O país conquistou sua independência total em 1991, após a dissolução da União Soviética, um evento que Putin descreve como “a maior tragédia geopolítica do século 20”. Em um discurso televisionado na segunda-feira, dia 21, em que reconheceu a independência de duas regiões separatistas da Ucrânia, Putin chamou o país de “terra historicamente russa” no decorrer de uma extensa lição de pseudo-história para justificar o envio de tropas russas à nação vizin
Putin não está sozinho no discurso que mantém sonhos de impérios perdidos ou na tentativa de reconstruí-los redesenhando fronteiras. Muita violência ao redor do mundo resulta de sentimentos semelhantes em outros países: as políticas externas agressivas da China, da Turquia, do Irã e da Sérvia, bem como de outros estados modernos construídos a partir das ruínas de impérios passados, costumam estar igualmente focadas em restaurar territórios históricos nos dias de hoje. Embora menos explicitamente irredentistas, alguns países da Europa Ocidental também parecem ter um sentimento de propriedade sobre os territórios que anteriormente controlavam, principalmente a França na região do Sahel na África e no Líbano.
Apesar do anúncio de sanções contra a Rússia por parte dos países da União Europeia, Putin ainda dá sinais de estar pronto para “restaurar” o controle sobre partes da Ucrânia, além das regiões separatistas de Donetsk e Luhansk.
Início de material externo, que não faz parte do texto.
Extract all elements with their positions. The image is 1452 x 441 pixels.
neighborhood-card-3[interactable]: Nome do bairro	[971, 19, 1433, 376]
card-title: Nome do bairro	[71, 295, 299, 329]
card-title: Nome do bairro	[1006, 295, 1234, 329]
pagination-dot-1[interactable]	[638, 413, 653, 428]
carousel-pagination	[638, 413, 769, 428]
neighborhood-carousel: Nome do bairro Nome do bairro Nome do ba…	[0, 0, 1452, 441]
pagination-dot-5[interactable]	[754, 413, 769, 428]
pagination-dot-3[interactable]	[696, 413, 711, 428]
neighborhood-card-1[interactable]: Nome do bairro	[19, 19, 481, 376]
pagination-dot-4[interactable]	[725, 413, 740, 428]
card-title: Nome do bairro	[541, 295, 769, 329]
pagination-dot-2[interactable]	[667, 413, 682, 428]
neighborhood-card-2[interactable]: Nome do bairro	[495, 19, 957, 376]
Relatos de acúmulo de tropas perto das fronteiras da Ucrânia continuam nos últimos dias, enquanto os líderes da Otan dizem que ainda estão se preparando para uma invasão em larga escala do território ucraniano. Estimativas apontam que essa guerra poderia matar dezenas de milhares de cidadãos ucranianos e desencadear uma crise de refugiados em toda a Europa.
Os Estados Unidos criticaram a Rússia por violar a soberania de outra nação. Mas dado seu próprio histórico de invasões, assassinatos e tortura de cidadãos estrangeiros, o país pode não ser o melhor mensageiro. Em vez disso, no que certamente é um momento terrível para a Europa, são as palavras do embaixador queniano que melhor incorporam os princípios do internacionalismo liberal e da cooperação multilateral que agora parecem mortalmente ameaçados.
“Acreditamos que todos os estados formados a partir de impérios que ruíram ou recuaram têm muitos povos que anseiam por integração com povos de estados vizinhos. Isso é normal e compreensível. Afinal, quem não quer unir-se a seus irmãos e estabelecer propósitos comuns? No entanto, o Quênia rejeita tal desejo de perseguição baseada em força”, disse Kimani. “Devemos completar nossa recuperação das cinzas dos impérios mortos de uma forma que não nos leve de volta a novas formas de dominação e opressão”.
Pedindo uma resolução pacífica para a crise e reiterando os direitos dos ucranianos, ele finalizou: “O multilateralismo está em seu leito de morte esta noite. Ele foi agredido como foi por outros estados poderosos no passado recente”.